Colombo, i vescovi: stop al blocco della scuola, il governo ascolti gli insegnanti

Da oltre due mesi è in corso uno sciopero dei docenti che chiedono al governo un adeguamento dello stipendio. Nel Paese ancora alle prese con il Covid-19 ferma anche la didattica a distanza. La Conferenza episcopale: "Le forze politiche si adoperino per far tornare i bambini in aula".

di Colombage Melani Manel Perera

Colombo (Asia News) - La Conferenza episcopale dello Sri Lanka (CBCSL) si schiera a favore degli insegnanti e dei presidi che da oltre due mesi scioperano per un adeguamento salariale e per le numerose anomalie e ritardi nel pagamento degli stipendi. I vescovi esortano il governo ad ascoltare i problemi e le voci dei presidi e degli insegnanti che sono stati troppo trascurati negli ultimi vent'anni e sollecitano le forze politiche ad intraprendere azioni immediate per fornire soluzioni congrue alle richieste.

Sono ormai 78 giorni che docenti e dirigenti scolastici srilankesi hanno intrapreso uno sciopero attarverso cui richiedono un aumento del salario. Da molti anni ormai, gli stipendi di questa categoria sono tra i più bassi di tutta l’Asia. Diverse le azioni di protesta già intraprese in questi due mesi dagli oltre 260mila tra presidi e insegnanti che hanno aderito allo sciopero: astensione dalla didattica online, manifestazioni in piazza, rifiuto di consegnare i risultati degli esami di livello ordinario.

Nel suo comunicato, la CBCSL sottolinea come “gli insegnanti non possono stare in strada per avere il loro stipendio” ed esorta le autorità a fare tutto il possibile perché i bambini possano tornare a lezione il più presto possibile.

“Non chiediamo al governo di pagarci subito – ha dichiarato ad AsiaNews un docente cattolico che insegna musica in una scuola di Balangoda nella provincia di Sabaragamuwa -. Sappiamo che, a causa del sistema economico debole, questo governo non può pagarci ora. Siamo pronti a ricevere gli arretrati anche più tardi, ma abbiamo bisogno di una risposta ufficiale immediata e congrua da parte del governo. Non crediamo più ad altre promesse”.

Le polemiche in merito al salario del corpo docente si vanno ad aggiungere a quelle relative all’apprendimento a distanza: per tutto lo scorso anno le scuole sono rimaste chiuse a causa dell’epidemia. Il governo, nella figura del ministro dell’Istruzione Dinesh Gunawardena, è stato sostanzialmente silente per tutto il periodo pandemico, abbandonando a se stessi insegnanti e dirigenti che si sono attivati autonomamente nello svolgimento della didattica a distanza.
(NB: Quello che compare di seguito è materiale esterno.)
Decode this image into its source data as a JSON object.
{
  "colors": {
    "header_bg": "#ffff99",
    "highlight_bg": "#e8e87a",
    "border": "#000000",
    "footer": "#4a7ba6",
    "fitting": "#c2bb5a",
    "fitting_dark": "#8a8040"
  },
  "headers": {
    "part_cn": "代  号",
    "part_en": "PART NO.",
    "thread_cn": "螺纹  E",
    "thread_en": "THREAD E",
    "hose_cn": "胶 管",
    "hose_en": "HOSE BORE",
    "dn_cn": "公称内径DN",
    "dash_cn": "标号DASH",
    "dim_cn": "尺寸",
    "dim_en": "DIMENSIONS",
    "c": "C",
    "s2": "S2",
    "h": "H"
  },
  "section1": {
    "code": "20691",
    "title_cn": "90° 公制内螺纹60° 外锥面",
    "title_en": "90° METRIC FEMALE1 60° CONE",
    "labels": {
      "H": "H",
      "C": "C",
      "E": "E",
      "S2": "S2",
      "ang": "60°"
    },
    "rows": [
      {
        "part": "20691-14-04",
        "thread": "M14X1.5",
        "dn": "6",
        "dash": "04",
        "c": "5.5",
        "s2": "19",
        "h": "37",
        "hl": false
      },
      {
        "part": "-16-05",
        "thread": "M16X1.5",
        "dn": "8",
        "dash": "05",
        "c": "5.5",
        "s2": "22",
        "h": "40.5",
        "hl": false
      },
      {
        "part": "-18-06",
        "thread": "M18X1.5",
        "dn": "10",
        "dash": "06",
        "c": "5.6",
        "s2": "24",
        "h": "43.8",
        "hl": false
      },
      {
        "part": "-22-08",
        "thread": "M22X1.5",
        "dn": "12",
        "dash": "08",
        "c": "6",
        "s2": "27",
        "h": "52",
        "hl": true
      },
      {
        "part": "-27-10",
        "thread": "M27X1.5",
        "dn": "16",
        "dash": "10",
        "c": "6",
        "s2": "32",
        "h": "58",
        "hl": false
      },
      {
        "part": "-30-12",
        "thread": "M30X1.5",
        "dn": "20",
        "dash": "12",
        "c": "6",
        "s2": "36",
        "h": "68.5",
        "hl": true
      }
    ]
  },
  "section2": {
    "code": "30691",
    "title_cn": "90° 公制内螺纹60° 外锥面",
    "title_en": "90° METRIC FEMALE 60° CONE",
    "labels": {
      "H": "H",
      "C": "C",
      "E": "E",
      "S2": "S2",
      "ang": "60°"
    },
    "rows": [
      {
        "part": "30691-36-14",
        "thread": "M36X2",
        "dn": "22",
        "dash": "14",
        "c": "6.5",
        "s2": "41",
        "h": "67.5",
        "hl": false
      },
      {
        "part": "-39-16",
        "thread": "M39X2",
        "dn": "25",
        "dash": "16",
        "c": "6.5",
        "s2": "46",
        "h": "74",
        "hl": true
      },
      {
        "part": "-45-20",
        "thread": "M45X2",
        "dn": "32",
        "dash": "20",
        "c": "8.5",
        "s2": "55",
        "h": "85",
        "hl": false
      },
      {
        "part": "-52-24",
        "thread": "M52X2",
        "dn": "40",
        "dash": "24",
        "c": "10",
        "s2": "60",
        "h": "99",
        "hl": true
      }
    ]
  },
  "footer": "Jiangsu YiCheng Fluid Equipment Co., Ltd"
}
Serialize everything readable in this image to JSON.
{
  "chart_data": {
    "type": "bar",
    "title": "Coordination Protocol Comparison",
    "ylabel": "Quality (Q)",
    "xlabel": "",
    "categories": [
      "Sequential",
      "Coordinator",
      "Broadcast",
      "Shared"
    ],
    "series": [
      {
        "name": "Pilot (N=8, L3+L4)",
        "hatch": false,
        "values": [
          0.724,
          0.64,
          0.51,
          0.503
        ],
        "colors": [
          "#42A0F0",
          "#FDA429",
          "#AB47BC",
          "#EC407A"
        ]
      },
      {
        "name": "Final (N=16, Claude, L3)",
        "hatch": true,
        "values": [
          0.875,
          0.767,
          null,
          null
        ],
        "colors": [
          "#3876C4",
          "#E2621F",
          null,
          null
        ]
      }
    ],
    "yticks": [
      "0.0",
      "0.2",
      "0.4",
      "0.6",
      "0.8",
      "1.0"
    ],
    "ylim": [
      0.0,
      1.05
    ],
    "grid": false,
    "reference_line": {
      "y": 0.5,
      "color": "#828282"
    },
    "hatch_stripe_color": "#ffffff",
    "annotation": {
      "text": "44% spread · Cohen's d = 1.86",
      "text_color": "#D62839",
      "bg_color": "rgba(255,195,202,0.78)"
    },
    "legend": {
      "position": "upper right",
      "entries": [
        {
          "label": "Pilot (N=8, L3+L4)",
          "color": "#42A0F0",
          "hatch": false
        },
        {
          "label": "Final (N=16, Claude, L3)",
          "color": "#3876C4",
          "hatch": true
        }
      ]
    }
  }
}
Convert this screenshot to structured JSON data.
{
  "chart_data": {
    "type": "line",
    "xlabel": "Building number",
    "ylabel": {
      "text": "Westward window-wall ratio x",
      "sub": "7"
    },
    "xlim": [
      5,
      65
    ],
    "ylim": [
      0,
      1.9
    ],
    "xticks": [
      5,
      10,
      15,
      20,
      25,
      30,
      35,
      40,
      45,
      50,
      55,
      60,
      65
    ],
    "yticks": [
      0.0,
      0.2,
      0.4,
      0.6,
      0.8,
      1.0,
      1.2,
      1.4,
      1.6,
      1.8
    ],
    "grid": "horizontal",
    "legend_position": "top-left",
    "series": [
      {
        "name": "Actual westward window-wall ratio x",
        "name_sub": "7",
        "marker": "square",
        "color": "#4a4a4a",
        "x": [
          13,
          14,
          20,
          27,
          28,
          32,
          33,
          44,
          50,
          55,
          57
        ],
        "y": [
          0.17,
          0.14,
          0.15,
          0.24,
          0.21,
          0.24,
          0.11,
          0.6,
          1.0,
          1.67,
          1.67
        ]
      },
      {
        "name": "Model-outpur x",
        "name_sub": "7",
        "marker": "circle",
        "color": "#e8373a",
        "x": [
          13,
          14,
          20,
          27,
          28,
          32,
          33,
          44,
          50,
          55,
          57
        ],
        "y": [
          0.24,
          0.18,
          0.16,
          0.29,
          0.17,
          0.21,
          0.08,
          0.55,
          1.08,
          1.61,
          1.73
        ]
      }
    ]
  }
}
La protesta ha coinvolto i docenti di tutta l'isola per tutto il mese di luglio e si è fermata solo ad agosto a causa della diffusione della variante delta del Covid-19 che ha portato all’ennesimo lockdown che prosegue anche in questi giorni. Lo sciopero rimane comunque vivo attraverso le piattaforme digitali: oggi si è tenuto un briefing online dell'Alleanza Sindacale degli Insegnanti e dei Presidi nel corso del quale Joseph Starline, presidente dell’Alleanza, ha dichiarato: “Il governo sta lavorando per sopprimere la nostra lotta. Siamo stati arrestati e mandati in quarantena. Sono stati fatti vari tentativi non per risolvere il problema secondo le nostre richieste, ma per metterci a tacere. L'ultima mossa del governo è quella di convincere la categoria a riprendere le lezioni con la promessa di un adeguamento nel prossimo bilancio, ma non ci facciamo più ingannare. Siamo pronti a protrarre lo sciopero per tutto il tempo necessario”.